For lead generation, the time is now to adopt dCPL. All the information and data that’s needed to deliver is there. It’s just about connecting the dots. Buyers know which of their sources are performing best by monitoring CPA. They know which individual leads convert from their CRM. By connecting the dots between their desired result (customers) and their investment to get them (lead buying), it simply becomes a question of working together with publishers for a shared — and better — outcome.
Here’s how it works:
The exact price here, though, is not important. What’s important is that it’s fixed. That means that the buyer is going to be paying too much for many of the leads purchased. And the buyer is not going to have access to many of the leads in that would be available. To this buyer, they’ve overpriced. This buyer fixed his price at $40.
That’s too bad. Because the smarter lead buyer would have embraced dCPL. That buyer would be basing decisions on a fixed CPA — and then paying a dynamic price for leads while trying to reach that CPA.
Applying a dCPL model:
And that dynamic CPL does many things.
- It right-prices the leads in blue. The buyer pays real value for the leads that may be less desirable — or less likely to convert.
- It allocates those cost savings to acquire more of the leads in green. These are the ones that are more likely to convert.
- It enables the buyer to buy about 2-3x more leads overall, by paying the right price at every point on the curve.
- And in most instances, this is how a buyer is able to reach (or improve on) their target CPA goals.
At PX, we call this pricing for both performance and for opportunity. A buyer’s primary objective is to maximize their opportunity while maintaining consistent ROI performance and efficiencies. Multi-layered pricing (the dCPL) does just that.
Why it works:
This is where “transparency” comes to life, and the sharing of knowledge that we described earlier begins to eliminate the tension between buyers and sellers.
It’s a Huge Benefit for Publishers
The simple beauty of dCPL for publishers is that buyers don’t simply negotiate for a lower price. They’re willing to pay higher prices when they know it’s warranted. But that’s only the beginning.
The greater beauty and benefit is that when you take away the buyer’s need and focus upon lower price, buyers will then manage the performance of their own campaigns! With this friction removed, it frees publishers to turn their head toward other things. Their focus can be more strategic: finding the right audience; making their media buys more efficient; and ultimately, better monetizing their audience.
In addition, when you add dynamic lead pricing, buyers no longer need to filter. The idea of day-parting becomes obsolete, because buyers can price to performance. Running lead campaigns over the weekend? Easy, with the right pricing in place!

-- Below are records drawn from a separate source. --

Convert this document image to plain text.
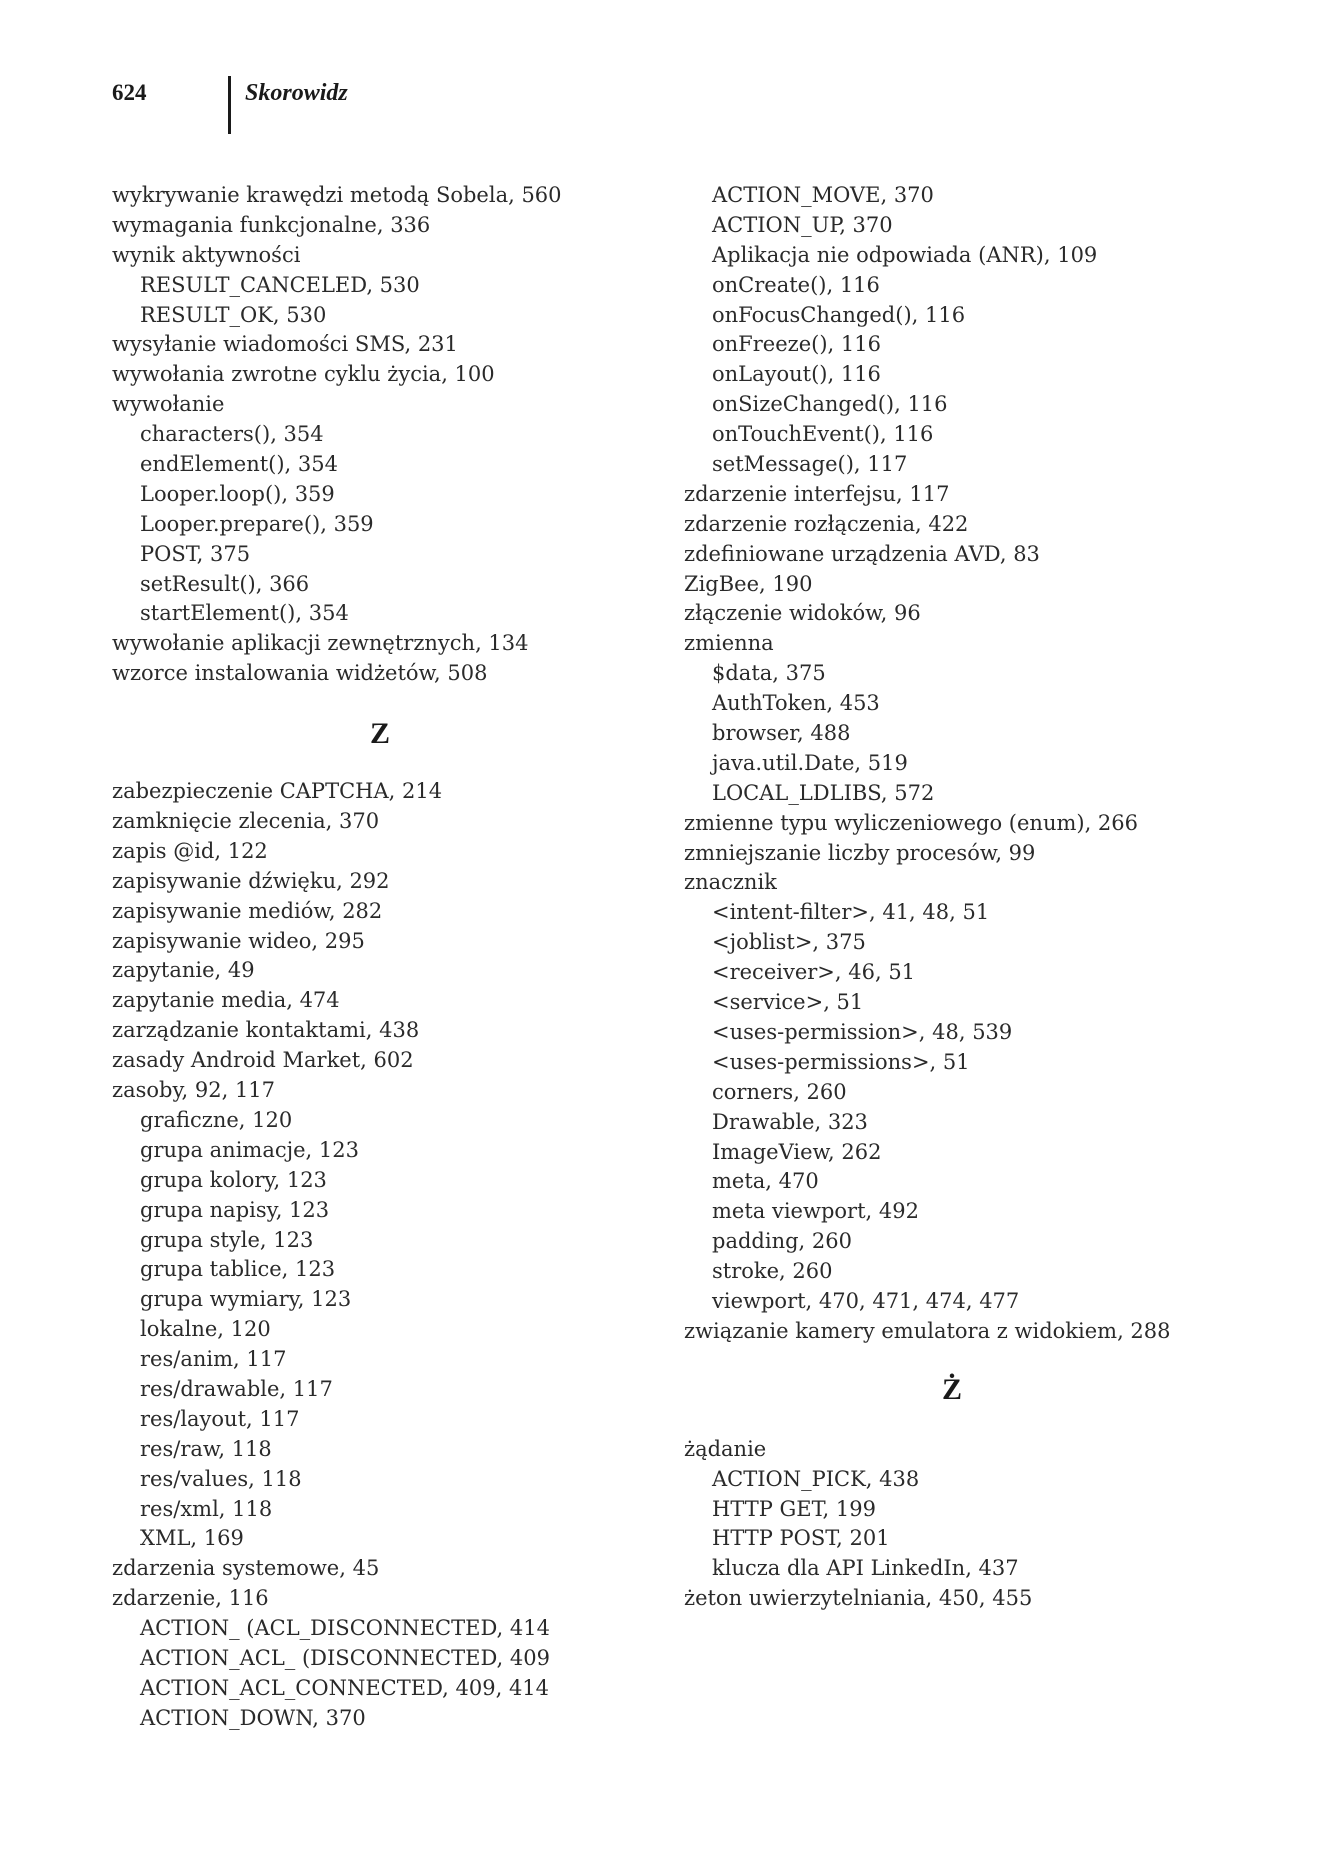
624	Skorowidz
wykrywanie krawędzi metodą Sobela, 560
wymagania funkcjonalne, 336
wynik aktywności
RESULT_CANCELED, 530
RESULT_OK, 530
wysyłanie wiadomości SMS, 231
wywołania zwrotne cyklu życia, 100
wywołanie
characters(), 354
endElement(), 354
Looper.loop(), 359
Looper.prepare(), 359
POST, 375
setResult(), 366
startElement(), 354
wywołanie aplikacji zewnętrznych, 134
wzorce instalowania widżetów, 508
Z
zabezpieczenie CAPTCHA, 214
zamknięcie zlecenia, 370
zapis @id, 122
zapisywanie dźwięku, 292
zapisywanie mediów, 282
zapisywanie wideo, 295
zapytanie, 49
zapytanie media, 474
zarządzanie kontaktami, 438
zasady Android Market, 602
zasoby, 92, 117
graficzne, 120
grupa animacje, 123
grupa kolory, 123
grupa napisy, 123
grupa style, 123
grupa tablice, 123
grupa wymiary, 123
lokalne, 120
res/anim, 117
res/drawable, 117
res/layout, 117
res/raw, 118
res/values, 118
res/xml, 118
XML, 169
zdarzenia systemowe, 45
zdarzenie, 116
ACTION_ (ACL_DISCONNECTED, 414
ACTION_ACL_ (DISCONNECTED, 409
ACTION_ACL_CONNECTED, 409, 414
ACTION_DOWN, 370
ACTION_MOVE, 370
ACTION_UP, 370
Aplikacja nie odpowiada (ANR), 109
onCreate(), 116
onFocusChanged(), 116
onFreeze(), 116
onLayout(), 116
onSizeChanged(), 116
onTouchEvent(), 116
setMessage(), 117
zdarzenie interfejsu, 117
zdarzenie rozłączenia, 422
zdefiniowane urządzenia AVD, 83
ZigBee, 190
złączenie widoków, 96
zmienna
$data, 375
AuthToken, 453
browser, 488
java.util.Date, 519
LOCAL_LDLIBS, 572
zmienne typu wyliczeniowego (enum), 266
zmniejszanie liczby procesów, 99
znacznik
<intent-filter>, 41, 48, 51
<joblist>, 375
<receiver>, 46, 51
<service>, 51
<uses-permission>, 48, 539
<uses-permissions>, 51
corners, 260
Drawable, 323
ImageView, 262
meta, 470
meta viewport, 492
padding, 260
stroke, 260
viewport, 470, 471, 474, 477
związanie kamery emulatora z widokiem, 288
Ż
żądanie
ACTION_PICK, 438
HTTP GET, 199
HTTP POST, 201
klucza dla API LinkedIn, 437
żeton uwierzytelniania, 450, 455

Budget restraints and caps on campaigns are removed, because the efficiency is already built in. And instead of getting zero budget from buyers on some leads, publishers can get some budget for every lead across their spectrum.
And that’s huge!
The impact of dCPL on lead buyers and publishers
The core objective when it comes to lead buying is growing a customer base. Today’s leading edge media buyers are applying dynamic pricing to their campaigns. Media buyers who are active in search, social, email, and on comparison review sites are using the model to grow their business.

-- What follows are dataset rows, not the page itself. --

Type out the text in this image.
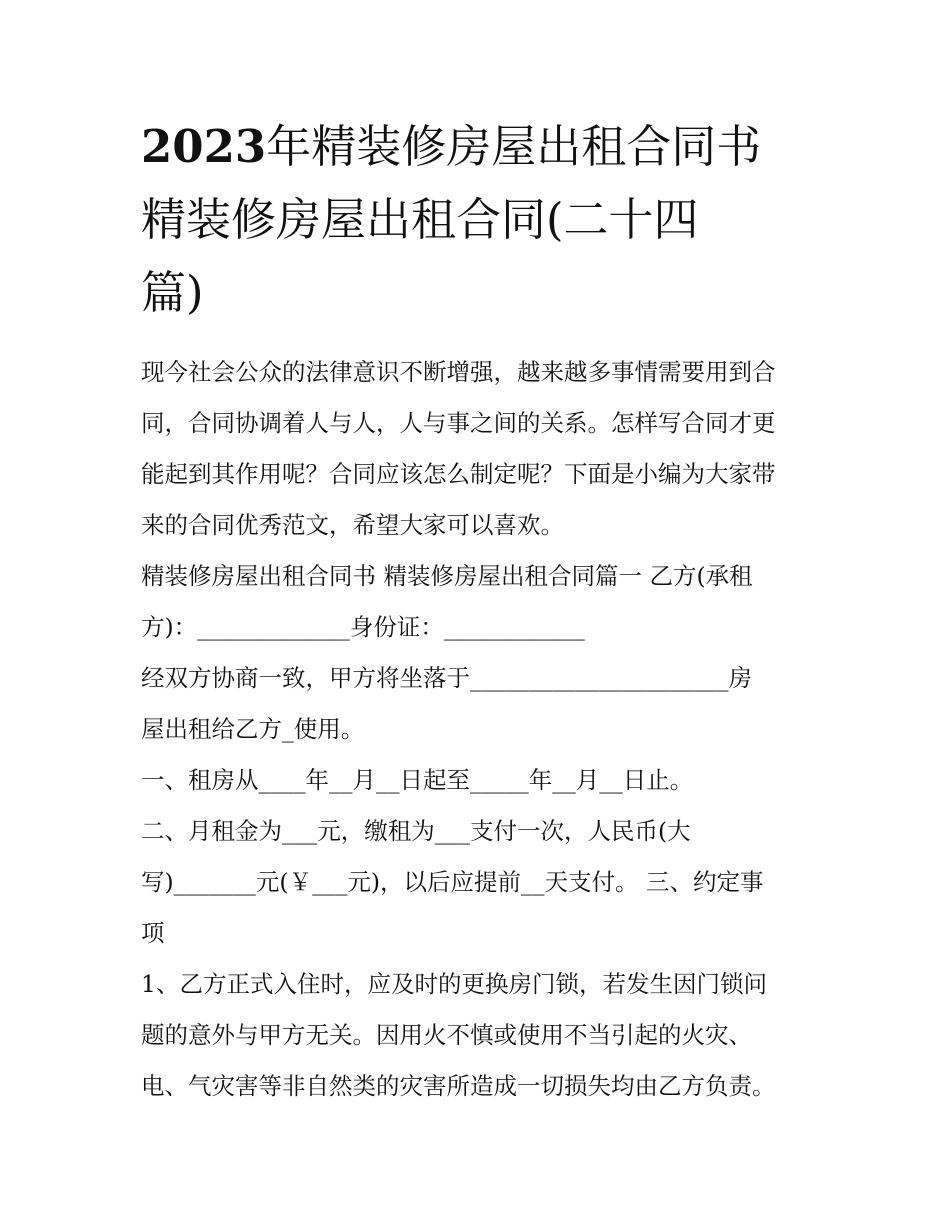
2023年精装修房屋出租合同书
精装修房屋出租合同(二十四
篇)

现今社会公众的法律意识不断增强，越来越多事情需要用到合
同，合同协调着人与人，人与事之间的关系。怎样写合同才更
能起到其作用呢？合同应该怎么制定呢？下面是小编为大家带
来的合同优秀范文，希望大家可以喜欢。

精装修房屋出租合同书 精装修房屋出租合同篇一 乙方(承租
方)：_____________身份证：____________

经双方协商一致，甲方将坐落于______________________房
屋出租给乙方_使用。

一、租房从____年__月__日起至_____年__月__日止。

二、月租金为___元，缴租为___支付一次，人民币(大
写)_______元(￥___元)，以后应提前__天支付。 三、约定事
项

1、乙方正式入住时，应及时的更换房门锁，若发生因门锁问
题的意外与甲方无关。因用火不慎或使用不当引起的火灾、
电、气灾害等非自然类的灾害所造成一切损失均由乙方负责。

And they are winning! Data shows that when buyers deploy dynamic pricing, they consistently and significantly GROW their volume with their publishers, because their campaigns with those publishers go uncapped. Good for the buyer… and good for the publisher!
Conclusion
Dynamic pricing has been adopted by just about all other sectors of digital marketing. It reduces friction between buyers and sellers, and it delivers to both parties better performance and more scale. Less friction means less restrictions; greater transparency; more trust; alignment between parties. And success for both. That’s our goal.
And that’s all because of the dCPL. Don’t you love it?